Pour la plupart des entreprises, une réunion générale est lorsque le PDG demande à tout le monde de « s’impliquer ». Pour les entreprises d’Elon Musk, c’est lorsque le PDG demande à tout le monde de viser la lune.
Musk a proposé une industrie lunaire pour l'IA — une chaîne d'approvisionnement lunaire et un lanceur à accélérateur de masse — ainsi qu'une croissance exponentielle ambitionnée.

Vincent Feuray/Hans Lucas/Hans Lucas via AFP
Pour la plupart des entreprises, une réunion générale est lorsque le PDG demande à tout le monde de « s’impliquer ». Pour les entreprises d’Elon Musk, c’est lorsque le PDG demande à tout le monde de viser la lune.
Lors d’une récente réunion de xAI entendue par le New York Times, Musk a évoqué un plan qui ressemble à une session nocturne de brainstorming qui s’est égarée dans l’immobilier de l’ère spatiale. xAI, a-t-il suggéré, pourrait éventuellement avoir besoin d’une usine sur la lune pour construire des satellites IA, et d’un propulseur de masse électromagnétique géant — une catapulte spatiale — pour les lancer en orbite. Son raisonnement, du moins selon les rapports, était simple et frappant. « Il faut aller sur la lune », a déclaré Musk.
Le discours lunaire s’inscrit dans un changement plus large dans le monde de Musk.
Au cours du week-end, il a posté sur X $TWTR que SpaceX a « déjà recentré ses efforts sur la construction d’une ville autonome sur la lune », affirmant que cela pourrait se produire « en moins de 10 ans », tandis que Mars prendrait « plus de 20 ans ». Il a ajouté : « La mission de SpaceX reste la même : étendre la conscience et la vie telle que nous la connaissons vers les étoiles. » Cela représente un revirement majeur pour Musk, qui visait autrefois à envoyer un vaisseau spatial sur Mars. d'ici 2026. La langue de la mission n’a pas exactement changé, mais la carte l’a fait : La planète rouge est toujours l’aspiration ; la grise est le chantier de construction à court terme.
La pièce du propulseur de masse est la partie la plus techniquement lisible du pitch, même si elle appartient toujours au genre de l'infrastructure comme aspiration. Un propulseur de masse est un lanceur électromagnétique, essentiellement une piste très longue et très puissante qui accélère les charges utiles à une vitesse extrême et les expulse hors du monde. Le manque d'atmosphère de la lune et sa gravité inférieure rendent l'idée plus plausible là-bas que sur Terre, et le concept vit depuis des décennies dans des discussions sérieuses sur l'ingénierie spatiale.
Ce qui est moins clair, c'est ce qui est construit en premier.

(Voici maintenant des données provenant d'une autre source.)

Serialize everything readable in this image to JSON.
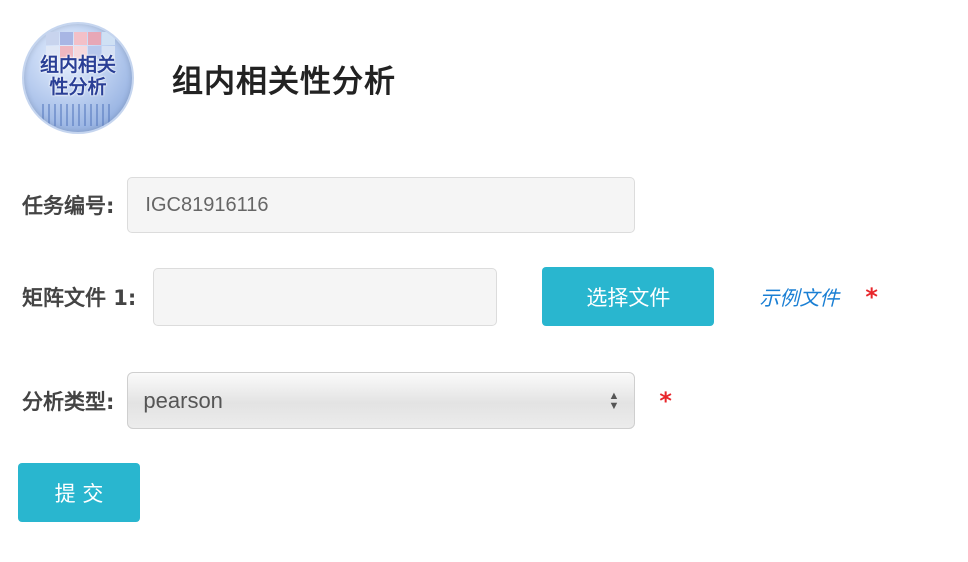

Une « usine sur la lune » pourrait signifier un petit hangar d'assemblage avec des pièces importées, ou cela pourrait signifier une chaîne d'approvisionnement industrielle qui extrait, raffine, manufacture, répare et s’étend — le genre d’autonomie impliqué par une « ville auto-croissante ». La deuxième version n'est pas tant un plan de projet qu'une nouvelle branche de civilisation, complète avec des systèmes d'alimentation, un support de vie, de la redondance, et la réalité peu glamour de réparer les choses cassées lorsque le magasin de bricolage le plus proche est, oh, à 238 000 miles de là.

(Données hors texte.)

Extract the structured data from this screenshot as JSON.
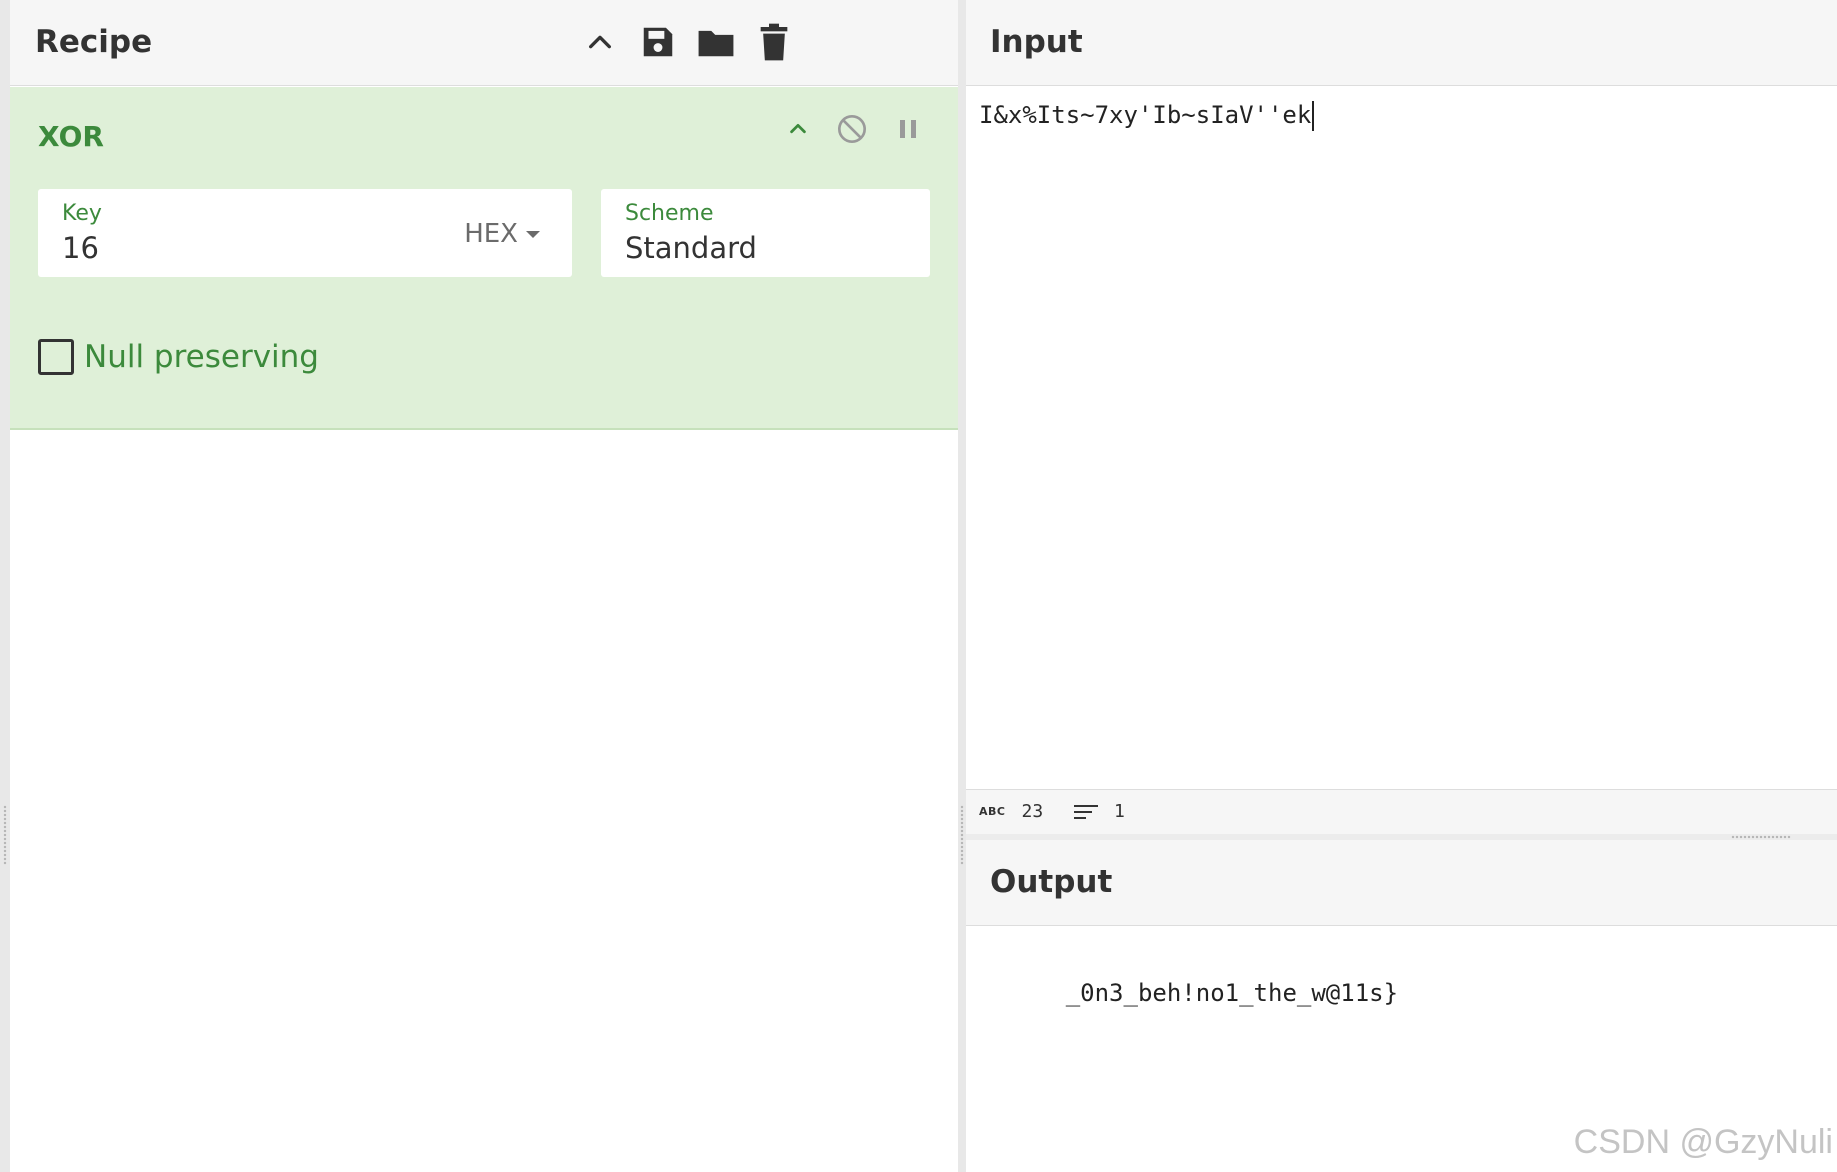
{
  "recipe": {
    "title": "Recipe",
    "toolbar_icons": [
      "chevron-up-icon",
      "save-icon",
      "folder-icon",
      "trash-icon"
    ],
    "operation": {
      "name": "XOR",
      "controls": [
        "chevron-up-icon",
        "disable-icon",
        "pause-icon"
      ],
      "key": {
        "label": "Key",
        "value": "16",
        "format": "HEX"
      },
      "scheme": {
        "label": "Scheme",
        "value": "Standard"
      },
      "null_preserving": {
        "label": "Null preserving",
        "checked": false
      }
    }
  },
  "input": {
    "title": "Input",
    "text": "I&x%Its~7xy'Ib~sIaV''ek",
    "stats": {
      "length": "23",
      "lines": "1"
    }
  },
  "output": {
    "title": "Output",
    "text": "_0n3_beh!no1_the_w@11s}"
  },
  "watermark": "CSDN @GzyNuli",
  "colors": {
    "accent_green": "#3c8a3c",
    "card_background": "#dff0d8",
    "header_background": "#f6f6f6"
  }
}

« Il est difficile d'imaginer ce qu'une intelligence de cette échelle penserait », aurait déclaré Musk, « mais ce sera incroyablement excitant de la voir se produire. »
Et puis il y a l'autre promesse de la même réunion : Bien plus d'un milliard d'utilisateurs quotidiens sur X. Musk aurait déclaré au personnel que la plateforme compte environ 600 millions d'utilisateurs actifs mensuels et a vanté un avenir basé sur les paiements et d'autres services. Les estimations indépendantes suggèrent une empreinte quotidienne beaucoup plus petite aujourd'hui ; Données de Similarweb rapporté par The Verge évalué X à environ 125 millions d'utilisateurs mobiles actifs quotidiens dans le monde et environ 145,4 millions de visiteurs quotidiens sur le web, avec un total d'utilisateurs quotidiens décrit comme supérieur à 270 millions.
Mettez ensemble toutes les affirmations de Musk, et vous pouvez voir la forme de son dernier argumentaire : développer l'application, construire le calcul, poursuivre le pouvoir, et si la Terre devient ennuyeuse à propos de tout cela, déplacer le goulot d'étranglement sur la lune. C'est audacieux, cohérent et très Musk — une vision où la partie la plus difficile de l'évolution de l'IA est, d'une manière ou d'une autre, le zonage lunaire.